On Sun, Jan 1, 2012 at 12:12 AM, Niels de Carpentier
<ni...@decarpentier.com> wrote:
>>> ... and depending on which SSD you use, it shouldn't matter. Really.
>>>
>>> Last time I tried with sandforce SSD + btrfs + -o discard, forcing
>>> trim actually made things slower. Sandforce (and probably other modern
>>> SSD) controllers can work just fine even without explicit trim fs
>>> support.
>>
>> What command did you use to test this?

Normal usage, and some random i/o test tool like fio.

>>
>> I have an OCZ Agility 3 SSD, which have the latest Sandforce
>> controller, so I would really like to try reproduce your test setup.

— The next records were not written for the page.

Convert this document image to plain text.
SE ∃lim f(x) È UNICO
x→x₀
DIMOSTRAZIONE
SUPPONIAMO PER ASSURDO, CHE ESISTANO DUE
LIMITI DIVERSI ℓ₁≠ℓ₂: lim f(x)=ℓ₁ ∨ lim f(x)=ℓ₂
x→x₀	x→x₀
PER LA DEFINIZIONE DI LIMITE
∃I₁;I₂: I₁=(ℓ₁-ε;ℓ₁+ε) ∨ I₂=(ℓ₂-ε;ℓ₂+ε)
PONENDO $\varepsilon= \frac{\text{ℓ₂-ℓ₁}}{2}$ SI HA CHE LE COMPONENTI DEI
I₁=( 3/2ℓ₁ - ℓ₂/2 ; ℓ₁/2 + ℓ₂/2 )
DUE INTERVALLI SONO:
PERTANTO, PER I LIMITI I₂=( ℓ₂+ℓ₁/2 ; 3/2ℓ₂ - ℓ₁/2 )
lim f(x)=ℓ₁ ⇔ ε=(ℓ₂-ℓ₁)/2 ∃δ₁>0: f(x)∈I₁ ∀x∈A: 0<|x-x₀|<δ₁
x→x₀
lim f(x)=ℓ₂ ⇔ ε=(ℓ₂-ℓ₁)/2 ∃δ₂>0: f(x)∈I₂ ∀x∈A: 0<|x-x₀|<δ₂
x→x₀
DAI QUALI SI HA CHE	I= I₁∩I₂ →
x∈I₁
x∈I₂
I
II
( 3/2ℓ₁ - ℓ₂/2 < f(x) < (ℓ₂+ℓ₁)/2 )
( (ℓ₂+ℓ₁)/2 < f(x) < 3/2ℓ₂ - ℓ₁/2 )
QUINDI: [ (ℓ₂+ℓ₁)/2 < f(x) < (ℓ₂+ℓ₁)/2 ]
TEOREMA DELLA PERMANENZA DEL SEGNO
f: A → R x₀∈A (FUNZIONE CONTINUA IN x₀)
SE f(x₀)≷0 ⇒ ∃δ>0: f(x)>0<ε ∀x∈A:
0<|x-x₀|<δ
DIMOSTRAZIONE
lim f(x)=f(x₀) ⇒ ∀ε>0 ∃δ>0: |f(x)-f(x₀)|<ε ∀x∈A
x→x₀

Yours should be newer. Mine is somewhat-old corsair force 60 GB with
btrfs on top. When I activated -o discard, it actually become slower.
Also, when I used fstrim, the IOPS were capped at 100, so probably the
slowdown is because of that (i.e. IOPS-limit of TRIM somewhere,
possibly the controller)

>
> Ok, the sandforce controller makes things interesting.
>
> First of all, sandforce controllers have a very high failure rate, so make
> sure you have backups!!

Yes, but even knowing that I can't imagine going back to HDD for this
particular system. It'd be too slow to bear :P

> Sandforce controllers also use compression and deduplication to increase
> performance. Encryption will make your data incompressible and random, so
> this can have a big impact on performance, depending on the
> characteristics of your data.

In my case I use compress=lzo, so it shouldn't be compressible by the
controllers.

> Sandforce controllers also have life time throttling, which will throttle
> writes heavily if it thinks you will wear out the  flash within the
> warranty period. If you have a very heavy write workload this can be an
> issue.

That's new. Is there a link/reference for that?

>
> If you don't have a working trim it is a good idea to leave part of your
> drive unused. (Make sure you either do this after a full write erase of
> the drive, or do a manual trim of that area, otherwise it won't work).
> This will make sure the drive has enough spare sectors to do garbage
> collection and can greatly improve performance if your drive is full.

True. But on my last test I can't get fstrim to trim everything. It
could only trim about 2GB out of 12GB free space.